NOT about housing prices.

6:58 AM  
Anonymous Anonymous said...

This AMD deal has more problems
than the Public Wreck facility.

#1. No matter what the PR flacks say, AMD is not an "EQUAL PARTNER" with the desert sheiks. THE FOUNDRY... the paper company that will MAKE chips... has AMD as a Junior partner with only 44.4% invested.

#2. In the years ahead, AMD will own LESS of the FOUNDRY. Eventually it will ALL be the property of ATIC, a company of the Government of Abu Dhabi U.A.E.

#3. IF and WHEN the FOUNDRY is built, no American will manage it...not for the first 12 years. THAT contract pours cash into the pocket of Mabdala, a managment firm from...ABU DHABI!

#4. The FEDS have to approve the partnership deal that leaves a foreign government as the majority owner of a hi-tech plant on US soil.

#5. INTEL may hammer AMD with a lawsuit, pursuant to their signed & sealed & secret court agreement.
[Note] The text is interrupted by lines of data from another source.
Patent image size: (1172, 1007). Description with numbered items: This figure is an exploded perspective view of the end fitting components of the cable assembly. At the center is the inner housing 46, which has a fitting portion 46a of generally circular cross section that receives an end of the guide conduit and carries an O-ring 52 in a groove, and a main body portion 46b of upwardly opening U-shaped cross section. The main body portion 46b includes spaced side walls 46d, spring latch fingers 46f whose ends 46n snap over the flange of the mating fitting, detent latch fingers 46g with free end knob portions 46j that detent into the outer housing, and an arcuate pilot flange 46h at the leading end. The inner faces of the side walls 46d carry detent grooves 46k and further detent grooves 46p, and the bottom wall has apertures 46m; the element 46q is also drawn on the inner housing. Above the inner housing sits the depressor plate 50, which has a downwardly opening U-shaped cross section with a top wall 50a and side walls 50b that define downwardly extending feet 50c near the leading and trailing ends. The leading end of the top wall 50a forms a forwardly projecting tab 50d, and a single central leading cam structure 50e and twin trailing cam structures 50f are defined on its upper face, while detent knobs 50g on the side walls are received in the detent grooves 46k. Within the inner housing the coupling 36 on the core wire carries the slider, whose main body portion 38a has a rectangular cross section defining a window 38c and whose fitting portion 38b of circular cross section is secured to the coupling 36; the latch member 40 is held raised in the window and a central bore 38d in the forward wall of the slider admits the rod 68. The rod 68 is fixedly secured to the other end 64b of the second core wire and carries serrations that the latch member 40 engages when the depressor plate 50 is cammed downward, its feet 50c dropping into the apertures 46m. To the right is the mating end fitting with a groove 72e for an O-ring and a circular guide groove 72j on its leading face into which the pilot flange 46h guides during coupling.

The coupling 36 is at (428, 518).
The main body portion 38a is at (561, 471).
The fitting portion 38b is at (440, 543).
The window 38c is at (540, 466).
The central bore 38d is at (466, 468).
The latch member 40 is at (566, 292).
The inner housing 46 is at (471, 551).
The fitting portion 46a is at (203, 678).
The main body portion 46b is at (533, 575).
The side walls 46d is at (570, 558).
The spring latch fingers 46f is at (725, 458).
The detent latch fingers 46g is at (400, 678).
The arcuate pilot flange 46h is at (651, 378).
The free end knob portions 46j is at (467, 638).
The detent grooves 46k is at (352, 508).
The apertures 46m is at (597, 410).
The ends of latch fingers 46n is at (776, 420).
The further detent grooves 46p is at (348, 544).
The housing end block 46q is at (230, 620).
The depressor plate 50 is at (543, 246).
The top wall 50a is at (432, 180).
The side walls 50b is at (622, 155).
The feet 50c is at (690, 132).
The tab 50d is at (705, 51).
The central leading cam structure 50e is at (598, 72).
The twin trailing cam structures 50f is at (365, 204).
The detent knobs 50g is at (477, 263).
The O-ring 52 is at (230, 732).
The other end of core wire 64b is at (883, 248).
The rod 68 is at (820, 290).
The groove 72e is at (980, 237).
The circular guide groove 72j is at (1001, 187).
Although the details are sealed, it is known that Intel made AMD agree to RETAIN manufacturing capability. How much? The techhie bloggers are all abuzz. No reporter around here has gone beyond the AMD Press Release and happy and smiling faces.

#6. As noted by many, NYS must now decide to transfer the $1.2 billion... money that HAD been committed to AMD of Sunnyvale... Albany must now send all those greenbacks to the sheiks of Abu Dhabi, a country rich beyond belief.
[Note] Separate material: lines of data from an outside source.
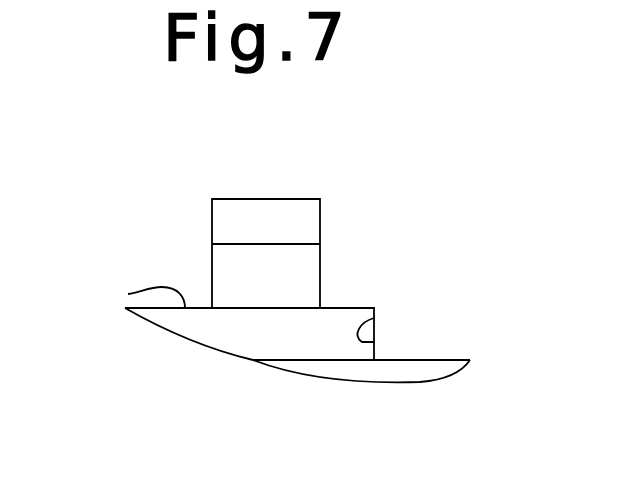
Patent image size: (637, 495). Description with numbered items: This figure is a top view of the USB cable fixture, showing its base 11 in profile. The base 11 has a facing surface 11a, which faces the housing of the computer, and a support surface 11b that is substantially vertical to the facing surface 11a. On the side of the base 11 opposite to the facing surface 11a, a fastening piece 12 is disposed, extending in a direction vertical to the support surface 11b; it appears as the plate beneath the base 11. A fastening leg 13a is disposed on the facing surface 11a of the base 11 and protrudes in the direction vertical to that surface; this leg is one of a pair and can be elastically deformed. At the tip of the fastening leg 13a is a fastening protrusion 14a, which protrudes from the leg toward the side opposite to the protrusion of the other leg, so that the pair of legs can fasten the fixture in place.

The base 11 is at (253, 345).
The fastening piece 12 is at (418, 380).
The facing surface 11a is at (128, 294).
The support surface 11b is at (374, 318).
The fastening leg 13a is at (228, 269).
The fastening protrusion 14a is at (283, 220).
#7. And FINALLY, the County engineers under the stumbling bumling lead of Dan Loewenstein my now finish the Water pipeline that is still held up by a law suit or five.
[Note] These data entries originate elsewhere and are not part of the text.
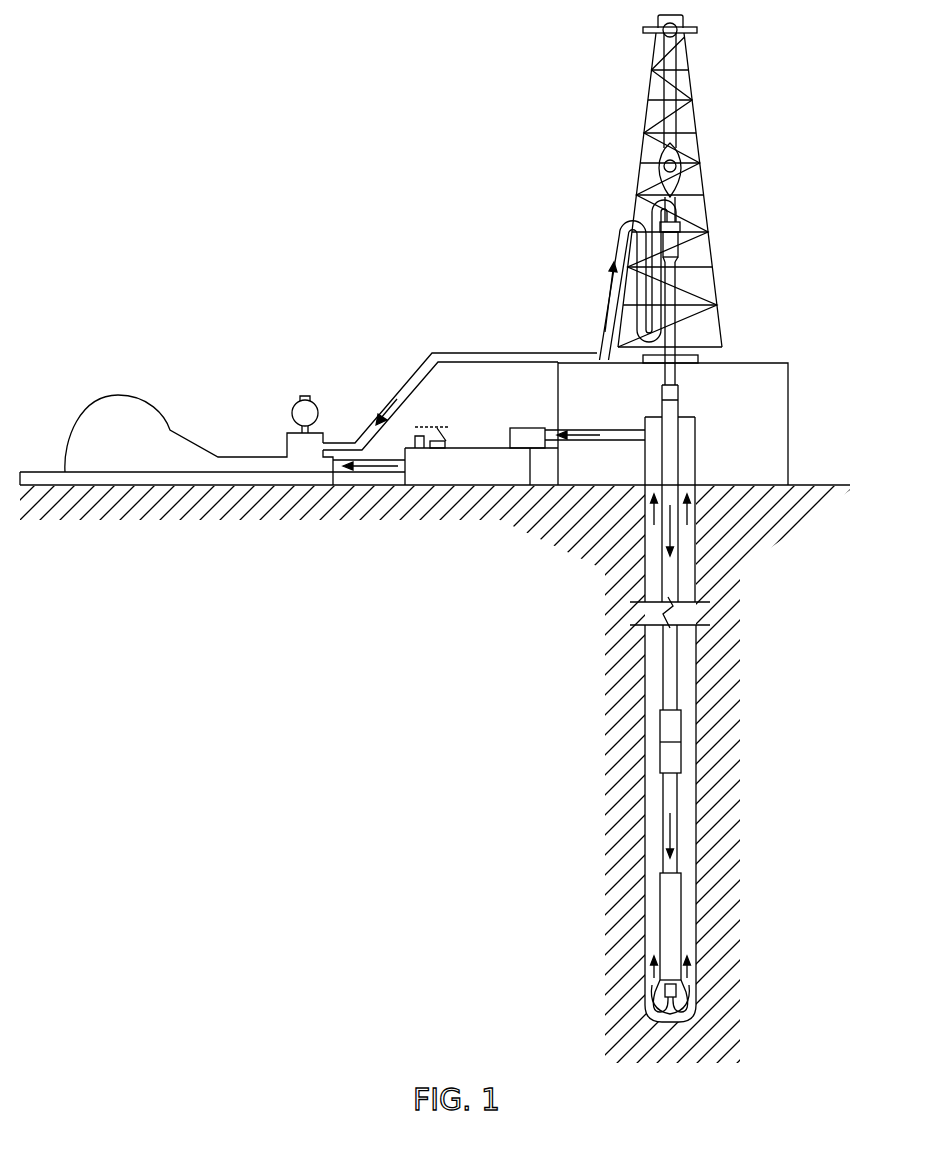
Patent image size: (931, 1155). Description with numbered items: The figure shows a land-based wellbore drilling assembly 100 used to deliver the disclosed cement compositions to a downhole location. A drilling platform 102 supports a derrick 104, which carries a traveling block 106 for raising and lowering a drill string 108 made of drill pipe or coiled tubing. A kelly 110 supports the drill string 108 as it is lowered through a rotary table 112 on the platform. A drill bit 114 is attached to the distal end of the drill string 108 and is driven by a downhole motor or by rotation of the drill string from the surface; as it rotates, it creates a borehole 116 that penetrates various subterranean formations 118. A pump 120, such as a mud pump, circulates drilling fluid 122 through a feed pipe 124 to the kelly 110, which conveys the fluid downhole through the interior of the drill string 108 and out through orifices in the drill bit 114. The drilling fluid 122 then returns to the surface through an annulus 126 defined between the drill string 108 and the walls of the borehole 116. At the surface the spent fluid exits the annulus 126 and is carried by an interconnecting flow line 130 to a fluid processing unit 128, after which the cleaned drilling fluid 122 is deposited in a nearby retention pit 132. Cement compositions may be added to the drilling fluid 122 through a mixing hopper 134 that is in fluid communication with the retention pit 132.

The wellbore drilling assembly 100 is at (403, 101).
The drilling platform 102 is at (789, 368).
The derrick 104 is at (697, 113).
The traveling block 106 is at (680, 152).
The drill string 108 is at (676, 582).
The kelly 110 is at (673, 275).
The rotary table 112 is at (700, 357).
The drill bit 114 is at (688, 997).
The borehole 116 is at (700, 670).
The subterranean formations 118 is at (545, 704).
The pump 120 is at (132, 454).
The drilling fluid 122 is at (352, 444).
The feed pipe 124 is at (455, 352).
The annulus 126 is at (687, 826).
The fluid processing unit 128 is at (523, 428).
The interconnecting flow line 130 is at (637, 441).
The retention pit 132 is at (508, 478).
The mixing hopper 134 is at (432, 436).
I'd laugh if this wasn't such a gross embarrassment to so many people with good intentions.

-Kyle York

12:27 PM  
Anonymous Anonymous said...

shotinthedark said...

Okay Kyle; official party-pooper.

The financial downward spiral we are now entering is no longer a slam bam thank you mam thing. What we are now going into is going to last between 10 and 20 years.
Many people are experiencing panic, worry, and concern.
A few of us are ecstatic.
Sanity, frugality, ingenuity will be returning.

6:11 PM  
Anonymous Anonymous said...

AMD's fab 4X is the only good news this state has had since McTygue X3 and Kyle York got their ass's beat by the voters!

3:27 PM  
Anonymous Anonymous said...

Fab Lover 3:27-

SO...IFFFF I've just been flamed, dare I say, insulted, by your sentiment, I am left with the possibility of a profound quandary. To wit--

IF it should come to pass that "Fab 4x" FAILS to come and thereby it should herald in the "BAD NEWS"...

Does the semantical/financial reversal mean that you may be issuing me an anti-flame... or to speak your vernacular--

Would a 4X no-show mean I am a good person?

-Kyle

7:52 PM  
Anonymous Anonymous said...

Kyle:
"Would a 4X no-show mean I am a good person?"

a strict constructionist would say no... however, you don't derive your goodness from silicone. keep on pitching; we don't always agree, but i like bold colors, not pastels.

it must be a 3-day weekend when i resort to channeling Dutch Reagan...

1:45 PM  
Anonymous Anonymous said...

HA- UPDATE TOO!!!

Yes Virginia, there IS a 1976 patent agreement between AMD and INTEL... and it's more of a Great White than a Red Herring. As the TWO big kids fighting in the sandbox, the only thing they've EVER agreed on is that THEY are the sacred keepers of the secret FabTech flame. INTEL is NOT about to let the $heik$ at ATIC become the third player at the table.

And lest anyone miss the Red Flag of Federal Regulation, there is a very real question of technology transfer--

"The deal will need approval from the Committee on Foreign Investment in the United States (CFIUS). The nine-member federal committee chaired by Treasury Secretary Henry Paulson reviews potential security issues surrounding foreign investment in the U.S., such as the deal announced Tuesday. ATIC, owned by the government of Abu Dhabi, plans to help fund FOUNDRY's new chip plant."

Many thanks to Rick Karlin of the Times-Union for exploring one of the minor issues too small and insignificant to make it into an AMD PR hand-out.

Horatio, thank you for keeping an open eye in the Land of the blinded-by-the-light.